Case ID: ohio-st_24/html/0208-01.html
Source: Caselaw Access Project
Author: {"author": "By the Court.", "license": "Public Domain", "url": "https://static.case.law/"}
Date Created: 2024-08-24T03:29:51.129683

Samuel B. Evans v. The State of Ohio.
    Motion for an allowance of a writ of error.
    The plaintiff was indicted for assault with intent to commit a rape, and for assault and battery. The first count set out the time and place of the commission of the alleged offense with sufficient certainty. In the second count the offense is charged in these words : “ The said Samuel B. Evans, on the day and year aforesaid, unlawfully, violeritly,. and in a menacing manner, did assault the said Amelia Gilzer then and there being, and her, the said Amelia Gilzer, then and there did heat, wound, and maltreat, and other wrongs to the said Amelia Gilzer, then and there did, contrary to the form of the statute,” etc.

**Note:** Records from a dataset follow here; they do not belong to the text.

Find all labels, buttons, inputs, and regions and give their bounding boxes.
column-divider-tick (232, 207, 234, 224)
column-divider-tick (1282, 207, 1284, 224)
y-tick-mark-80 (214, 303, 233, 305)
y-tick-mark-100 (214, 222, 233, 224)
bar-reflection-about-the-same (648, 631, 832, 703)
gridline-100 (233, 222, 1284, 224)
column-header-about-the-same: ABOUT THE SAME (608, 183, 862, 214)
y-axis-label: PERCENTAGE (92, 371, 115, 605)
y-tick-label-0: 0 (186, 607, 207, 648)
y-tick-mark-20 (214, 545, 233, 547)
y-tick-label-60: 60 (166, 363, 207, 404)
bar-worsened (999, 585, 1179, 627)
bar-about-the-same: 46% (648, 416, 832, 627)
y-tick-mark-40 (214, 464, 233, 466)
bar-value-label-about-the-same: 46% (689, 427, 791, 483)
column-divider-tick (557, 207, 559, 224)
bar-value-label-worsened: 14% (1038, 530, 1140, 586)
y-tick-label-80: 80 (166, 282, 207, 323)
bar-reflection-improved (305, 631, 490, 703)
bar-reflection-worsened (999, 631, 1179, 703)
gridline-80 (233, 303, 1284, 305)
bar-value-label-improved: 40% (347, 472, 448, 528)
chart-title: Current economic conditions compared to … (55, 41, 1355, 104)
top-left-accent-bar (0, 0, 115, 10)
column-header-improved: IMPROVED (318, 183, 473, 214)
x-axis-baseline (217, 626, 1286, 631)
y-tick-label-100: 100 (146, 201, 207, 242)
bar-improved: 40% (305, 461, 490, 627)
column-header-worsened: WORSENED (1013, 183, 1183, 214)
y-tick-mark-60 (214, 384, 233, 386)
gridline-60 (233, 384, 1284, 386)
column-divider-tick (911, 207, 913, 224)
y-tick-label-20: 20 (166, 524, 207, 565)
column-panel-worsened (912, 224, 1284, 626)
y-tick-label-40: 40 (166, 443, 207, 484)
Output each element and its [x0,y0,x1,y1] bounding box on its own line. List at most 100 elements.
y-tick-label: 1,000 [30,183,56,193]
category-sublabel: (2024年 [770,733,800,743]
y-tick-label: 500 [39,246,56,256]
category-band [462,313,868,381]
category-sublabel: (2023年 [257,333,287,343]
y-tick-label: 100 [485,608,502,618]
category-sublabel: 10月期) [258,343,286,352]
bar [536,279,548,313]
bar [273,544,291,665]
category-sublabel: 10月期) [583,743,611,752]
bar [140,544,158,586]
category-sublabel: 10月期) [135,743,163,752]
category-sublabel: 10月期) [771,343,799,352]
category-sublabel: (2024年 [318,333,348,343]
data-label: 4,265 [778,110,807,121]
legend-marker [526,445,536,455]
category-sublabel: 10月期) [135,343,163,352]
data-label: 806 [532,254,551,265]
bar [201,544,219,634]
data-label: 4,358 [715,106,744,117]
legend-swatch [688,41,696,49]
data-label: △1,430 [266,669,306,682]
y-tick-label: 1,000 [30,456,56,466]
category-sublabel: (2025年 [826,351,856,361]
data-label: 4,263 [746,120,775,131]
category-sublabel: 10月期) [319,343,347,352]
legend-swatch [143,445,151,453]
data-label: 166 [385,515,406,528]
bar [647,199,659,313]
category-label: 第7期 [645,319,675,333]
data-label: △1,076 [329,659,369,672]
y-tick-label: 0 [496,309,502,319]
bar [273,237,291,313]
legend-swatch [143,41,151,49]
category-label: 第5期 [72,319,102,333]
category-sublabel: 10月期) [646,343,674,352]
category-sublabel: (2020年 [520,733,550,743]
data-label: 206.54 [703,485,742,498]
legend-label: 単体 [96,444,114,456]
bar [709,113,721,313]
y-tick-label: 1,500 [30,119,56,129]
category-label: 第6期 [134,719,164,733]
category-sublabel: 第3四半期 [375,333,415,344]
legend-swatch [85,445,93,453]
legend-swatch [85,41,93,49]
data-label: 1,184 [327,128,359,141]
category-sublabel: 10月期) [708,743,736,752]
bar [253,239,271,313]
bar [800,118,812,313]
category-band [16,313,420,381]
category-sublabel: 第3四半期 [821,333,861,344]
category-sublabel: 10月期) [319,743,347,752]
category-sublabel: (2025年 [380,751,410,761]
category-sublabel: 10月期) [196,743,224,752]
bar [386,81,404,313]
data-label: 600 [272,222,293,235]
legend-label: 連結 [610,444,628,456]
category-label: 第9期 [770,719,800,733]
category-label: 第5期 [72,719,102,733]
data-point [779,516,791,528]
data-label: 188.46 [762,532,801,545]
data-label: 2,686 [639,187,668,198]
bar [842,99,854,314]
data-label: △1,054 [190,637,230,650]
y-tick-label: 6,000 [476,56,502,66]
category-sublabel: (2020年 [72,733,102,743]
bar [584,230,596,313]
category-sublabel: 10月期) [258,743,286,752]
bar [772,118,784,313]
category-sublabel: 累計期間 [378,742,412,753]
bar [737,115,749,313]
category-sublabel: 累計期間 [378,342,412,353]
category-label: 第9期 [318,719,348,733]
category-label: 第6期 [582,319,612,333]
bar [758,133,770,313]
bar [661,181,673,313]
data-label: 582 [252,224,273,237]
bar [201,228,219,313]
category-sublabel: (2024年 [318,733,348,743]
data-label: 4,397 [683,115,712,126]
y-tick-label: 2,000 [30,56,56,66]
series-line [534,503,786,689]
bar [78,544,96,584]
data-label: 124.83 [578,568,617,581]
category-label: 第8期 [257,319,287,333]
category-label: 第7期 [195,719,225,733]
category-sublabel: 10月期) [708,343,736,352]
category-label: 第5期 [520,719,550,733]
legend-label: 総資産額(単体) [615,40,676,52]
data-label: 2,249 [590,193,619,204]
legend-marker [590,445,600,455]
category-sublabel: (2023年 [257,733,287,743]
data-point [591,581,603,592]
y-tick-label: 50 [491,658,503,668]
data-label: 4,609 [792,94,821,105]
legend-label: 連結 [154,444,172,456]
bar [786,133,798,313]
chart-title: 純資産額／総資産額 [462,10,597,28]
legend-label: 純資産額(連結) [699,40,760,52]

    On the trial, the plaintiff was found not guilty under the first, and guilty under the second count of the indictment.
    He thereupon filed his motion in arrest of judgment, for the reason that the second count did not state the place where the alleged offense was committed. The motion was overruled by the Common Pleas, and it is to reverse this ruling that this motion is made.
    
      John T. Moore and Geo. D. Gall, for the motion:
    Each count of an indictment must be sufficient in itself, and an averment as to the time and place in one count can not aid an omission of such averments in another. 1 Bishop Crim. Pro., sec. 185-187; 10 Ind. 482, 484.
    It not appearing in the second count of this indictment that the alleged act was done within the county or state, no offense is charged against the laws of the state, and the grand jury or court had no jurisdiction or legal authority to inquire into the alleged act. Criminal Code, sec. 195. '
    ---, contra.
   By the Court.

Where there are several counts in an indictment, in the first of which the time and place are specifically stated, it is sufficient, under section 90 of the criminal code, to allege in the subsequent counts that the offense therein described was then and there committed.